Sambegou Bangoura : Au moment de retourner au pays, le 27 mai dernier, tout portait à croire que ma présence en équipe nationale allait se limiter aux deux matches qu’elle était appelée à honorer durant le courant du mois de juin : le 8 d’abord, à Niamey, face au Niger, et le 22, à Accra, contre le Liberia. Dans un groupe de qualification pour la phase finale de la Coupe d’Afrique des Nations 2004 dont le quatrième représentant, était l’Ethiopie, quasi plus personne, il est vrai, ne donnait cher de nos chances de disputer la phase finale de l’épreuve, prévue en janvier et février prochains en Tunisie. La défaite par 1 à 0 que nous avions subie à Addis-Abeba, devant l’opposition la plus faible de notre poule, au mois d’octobre passé, avait déjà singulièrement hypothéqué tous nos espoirs. Seule une victoire en déplacement, au Niger, était susceptible de nous remettre en selle. Mais après avoir enduré un nouveau revers là-bas, c’en était pour ainsi dire fini de nos illusions. Le hasard aura toutefois voulu que dans le même temps, le Liberia perde des plumes face à l’Ethiopie. Du coup, un succès de notre part face aux protégés de George Weah pouvait à nouveau nous replacer dans la lutte pour la première place. Et, par un heureux concours de circonstances, nous avons obtenu cette victoire. Avec neuf points à l’issue de cinq parties, soit un total semblable à celui de l’Ethiopie, le match de clôture contre cette même équipe, programmé le 5 juillet, était décisif. Dans ces conditions, les hautes instances de la fédération guinéenne n’ont pas voulu me libérer. C’est pourquoi j’ai finalement rallié la Belgique beaucoup plus tard que prévu.
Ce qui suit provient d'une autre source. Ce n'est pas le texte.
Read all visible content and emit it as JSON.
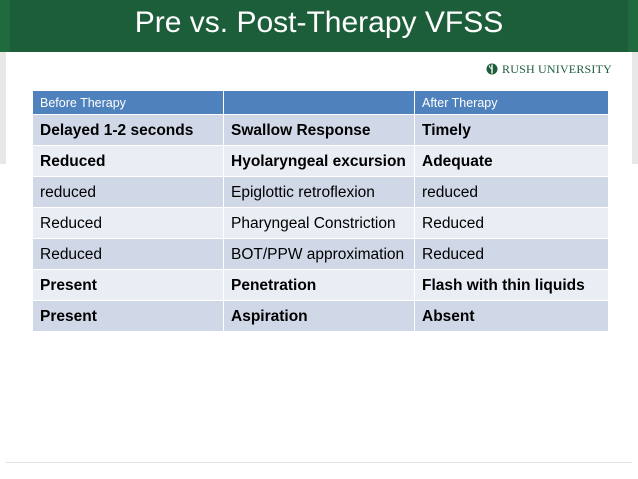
{
  "slide": {
    "title": "Pre vs. Post-Therapy VFSS",
    "logo_text": "RUSH UNIVERSITY"
  },
  "table": {
    "headers": [
      "Before Therapy",
      "",
      "After Therapy"
    ],
    "rows": [
      {
        "before": "Delayed 1-2 seconds",
        "measure": "Swallow Response",
        "after": "Timely",
        "bold": true
      },
      {
        "before": "Reduced",
        "measure": "Hyolaryngeal excursion",
        "after": "Adequate",
        "bold": true
      },
      {
        "before": "reduced",
        "measure": "Epiglottic retroflexion",
        "after": "reduced",
        "bold": false
      },
      {
        "before": "Reduced",
        "measure": "Pharyngeal Constriction",
        "after": "Reduced",
        "bold": false
      },
      {
        "before": "Reduced",
        "measure": "BOT/PPW approximation",
        "after": "Reduced",
        "bold": false
      },
      {
        "before": "Present",
        "measure": "Penetration",
        "after": "Flash with thin liquids",
        "bold": true
      },
      {
        "before": "Present",
        "measure": "Aspiration",
        "after": "Absent",
        "bold": true
      }
    ]
  },
  "colors": {
    "header_green": "#1d5e3a",
    "table_header": "#4f81bd",
    "row_dark": "#d0d8e8",
    "row_light": "#e9edf4"
  }
}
Ne pouviez-vous pas ou ne vouliez-vous pas vous soustraire à vos obligations ?

Honnêtement, je ne pouvais pas dans la mesure où je n’étais plus en possession de mon passeport. Je l’avais remis à mon arrivée au secrétaire général de la fédération qui n’est autre que mon oncle, Altafini Aly Bangoura. Après avoir pris les trois points contre le Liberia, j’estimais personnellement que le plus dur avait été fait dans notre groupe de qualification et que mon concours n’était plus vraiment indispensable pour la suite des événements. Jusqu’à ce stade de la compétition, en effet, aucun des matches ne s’était soldé par un nul. Au cours de toutes les rencontres, l’avantage était allé chaque fois à l’équipe jouant à domicile. Dans ces conditions, un triomphe à l’extérieur constituait bien évidemment du pain bénit. Nous y avions goûté par chance contre le Liberia parce qu’en raison de la guerre civile sévissant dans ce pays, il était exclu que la confrontation entre nos deux pays se déroule dans la capitale libérienne, Monrovia. Aussi, le Liberia fut forcé de nous donner la réplique au Ghana, avec une équipe de fortune puisque composée essentiellement de réfugiés du camp de Budumburam, non loin d’Accra. Compte tenu de cette situation très particulière, nous n’avions guère eu de difficultés à nous imposer par 1 but à 2. A mes yeux, nous avions effectué un grand pas vers la qualification ce jour-là. Mais je comprends que les responsables de la fédération, et le frère de mon père entre autres, n’aient voulu prendre aucun risque lors du match contre l’Ethiopie. Car il y avait six ans que la Guinée n’avait plus participé à une phase finale de la Coupe d’Afrique des Nations. Dans l’intervalle, au contraire, elle s’était même signalée de manière négative, car en raison des mauvais résultats enregistrés en préliminaires de la Coupe du Monde 2002, le ministre des Sports Abdelkader Sangare avait ni plus ni moins décidé de dissoudre la fédération. Une initiative qui n’avait pas été du goût de la FIFA, qui avait suspendu la Guinée pour un an, dans la foulée.

Fatigue psychique

En raison de votre triple implication en sélection, aux mois de juin et juillet, vous venez de reprendre les entraînements au Standard sans avoir eu droit à des congés. Ne risquez-vous pas d’en subir le contrecoup tôt ou tard ? L’Egyptien Tarek Saïd avait débarqué dans les mêmes conditions à Anderlecht, il y a deux ans. Et il a couru désespérément derrière ses meilleures sensations.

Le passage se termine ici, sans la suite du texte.